Cependant, la nouvelle chair n’est pas apparue par hasard. La technologie ne s’est pas soudain mise à devenir vivante pour envahir les esprits et provoquer des tumeurs. Étant de conception humaine, elle doit logiquement avoir recours à la main de l’homme pour pouvoir s’imposer. C’est là qu’interviennent les concepteurs du Videodrome, l’émission émettant le signal nécessaire pour la future évolution. Ressortant la rumeur sur ce groupe d’extrême droite projetant de s’emparer des esprits via les ondes, Cronenberg imagine un complot perpétré par Spectacular Optical, entreprise florissante dont le chef Barry Convex ne cache pas sa volonté d’utiliser son pouvoir dans le milieu de l’optique pour asseoir sa domination. Le Videodrome est le meilleur moyen de faire se substituer une réalité à une autre, celle dictée par le signal de l’émission. Le nom “Convex” lui-même fait écho à une réalité déformée, telle que celle imposée par Videodrome. Le but de Convex est bien de créer une nouvelle chair pour remplacer celle jugée pervertie qui définit l’Homme actuellement, et plus particulièrement l’américain, dont la décadence est l’une des caractéristiques selon Convex. Le mythe du surhomme s’impose en filigrane, mais la conception de ce surhomme par Convex est celle d’un homme docile, aux habilités physiques hors norme dont l’esprit et la chair sont totalement sous contrôle. En fusionnant avec la technologie de la vidéo, Max Renn tend à devenir un magnétoscope programmable dans lequel des programmes de lecture (des cassettes) sont insérés pour dicter de basses besognes, à savoir ici assassiner les autres dirigeants de Civic TV pour faire de son canal (le 83, comme l’année de sortie du film…) le principal moyen de diffusion de Videodrome.
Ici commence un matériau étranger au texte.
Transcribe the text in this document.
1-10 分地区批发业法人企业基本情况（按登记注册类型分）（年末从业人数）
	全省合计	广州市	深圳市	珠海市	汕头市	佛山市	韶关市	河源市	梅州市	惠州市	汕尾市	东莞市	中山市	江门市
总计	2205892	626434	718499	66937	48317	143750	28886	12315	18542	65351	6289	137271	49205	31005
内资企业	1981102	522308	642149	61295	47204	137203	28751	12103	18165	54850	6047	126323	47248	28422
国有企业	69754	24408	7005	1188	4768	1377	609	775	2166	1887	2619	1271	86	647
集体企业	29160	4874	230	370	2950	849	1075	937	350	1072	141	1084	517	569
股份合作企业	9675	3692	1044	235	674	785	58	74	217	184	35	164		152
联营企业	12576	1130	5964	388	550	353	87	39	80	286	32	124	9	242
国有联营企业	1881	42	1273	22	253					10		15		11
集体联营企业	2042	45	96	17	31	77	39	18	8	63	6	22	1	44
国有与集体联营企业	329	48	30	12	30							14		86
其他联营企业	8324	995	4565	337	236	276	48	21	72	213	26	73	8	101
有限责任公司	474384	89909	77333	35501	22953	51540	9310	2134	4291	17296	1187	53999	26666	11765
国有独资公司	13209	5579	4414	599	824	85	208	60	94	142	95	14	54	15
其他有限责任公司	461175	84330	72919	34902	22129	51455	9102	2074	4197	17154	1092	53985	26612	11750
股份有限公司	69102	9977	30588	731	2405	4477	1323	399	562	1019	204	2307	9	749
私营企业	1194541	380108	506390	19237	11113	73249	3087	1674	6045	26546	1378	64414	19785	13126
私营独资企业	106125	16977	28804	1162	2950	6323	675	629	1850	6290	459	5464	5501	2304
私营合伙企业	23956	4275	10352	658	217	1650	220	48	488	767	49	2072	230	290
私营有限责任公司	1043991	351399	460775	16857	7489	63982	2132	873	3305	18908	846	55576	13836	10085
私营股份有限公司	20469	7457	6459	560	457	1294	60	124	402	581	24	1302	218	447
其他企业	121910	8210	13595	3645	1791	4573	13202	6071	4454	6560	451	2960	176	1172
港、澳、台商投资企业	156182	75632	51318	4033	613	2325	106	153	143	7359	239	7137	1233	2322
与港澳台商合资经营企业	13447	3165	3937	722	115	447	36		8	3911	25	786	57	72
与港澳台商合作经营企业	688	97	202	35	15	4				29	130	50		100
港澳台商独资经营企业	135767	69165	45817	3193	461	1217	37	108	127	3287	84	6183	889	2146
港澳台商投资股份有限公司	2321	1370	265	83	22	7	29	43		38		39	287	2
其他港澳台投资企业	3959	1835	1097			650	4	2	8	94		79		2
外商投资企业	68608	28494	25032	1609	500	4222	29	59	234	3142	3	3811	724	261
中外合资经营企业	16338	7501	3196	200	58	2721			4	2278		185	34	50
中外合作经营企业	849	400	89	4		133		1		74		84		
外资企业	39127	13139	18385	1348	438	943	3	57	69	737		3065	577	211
Une émission par ailleurs captée par Harlan, le pirate des ondes dont le nom renvoie à Veit Harlan, célèbre cinéaste totalement dévoué au régime nazi. Convex n’est pas le seul à imaginer d’utiliser les perspectives d’une émission capable de faire évoluer l’homme dans sa chair. Comme l’apprend Max, d’autres s’y sont déjà essayés : c’est le cas des O’Blivion, Brian et sa fille Bianca. Happé par le programme, Brian O’Blivion est passé au statut supérieur de la nouvelle chair : il a cessé d’être un être physique et ne vit plus désormais que par le biais de la vidéo. Le nom O’Blivion évoque bien entendu l’oubli, tandis que le prénom Brian est à une inversion de lettre près le “brain”, le cerveau. Donc ce théoricien des médias est passé dans l’oubli, battu par Convex et victime du Videodrome, lequel n’en est encore qu’à ses balbutiements et demande de nouveaux sujets d’expérimentations, rôle dévolu à Max Renn. Bianca O’Blivion perpétue la mémoire de son père en gérant ce qu’il reste de lui (des cassettes), combattant Convex mais ne combattant pas le pouvoir d’asservissement des médias, bien au contraire. Pour elle, Max Renn doit devenir une arme retournée contre ses créateurs, et elle cherche à le reprogrammer dans l’autre sens que celui projeté par Convex. Son intérêt n’est pas de défendre l’homme Max Renn : celui-ci cesse petit à petit d’être un homme pour devenir un programme enregistrable et effaçable. Il est pris au piège, envoyé d’un côté à l’autre. Le seul lien l’unissant encore au monde d’avant Videodrome est plus qu’ambigu : il s’agit de Nicki Brand, son amante sado masochiste qui elle aussi fut digérée par Videodrome et recrachée par le biais des ondes. Les contacts avec elle se font donc par la télévision et la vidéo, où elle appelle Max à venir à elle. Que fait-elle au juste ? Fut-elle transformée par Convex pour pousser Max à se laisser envahir par le signal Videodrome, ou dispose-t-elle d’une vie libre au sein de cette nouvelle réalité qu’elle utilise pour s’adonner à ses fantasmes et les partager avec Max, lequel aurait alors l’opportunité de la rejoindre ? Pas sûr qu’il y ait une réponse définitive, et pas sûr que Max dispose encore d’un libre-arbitre : Nicki laisse en fait transparaître le grand mystère que constitue encore l’avenir de l’homme en tant “qu’animal technologique”. Les volontés nazillonnes de Convex ne furent qu’une utilisation parmi d’autres des perspectives qui se sont ouvertes.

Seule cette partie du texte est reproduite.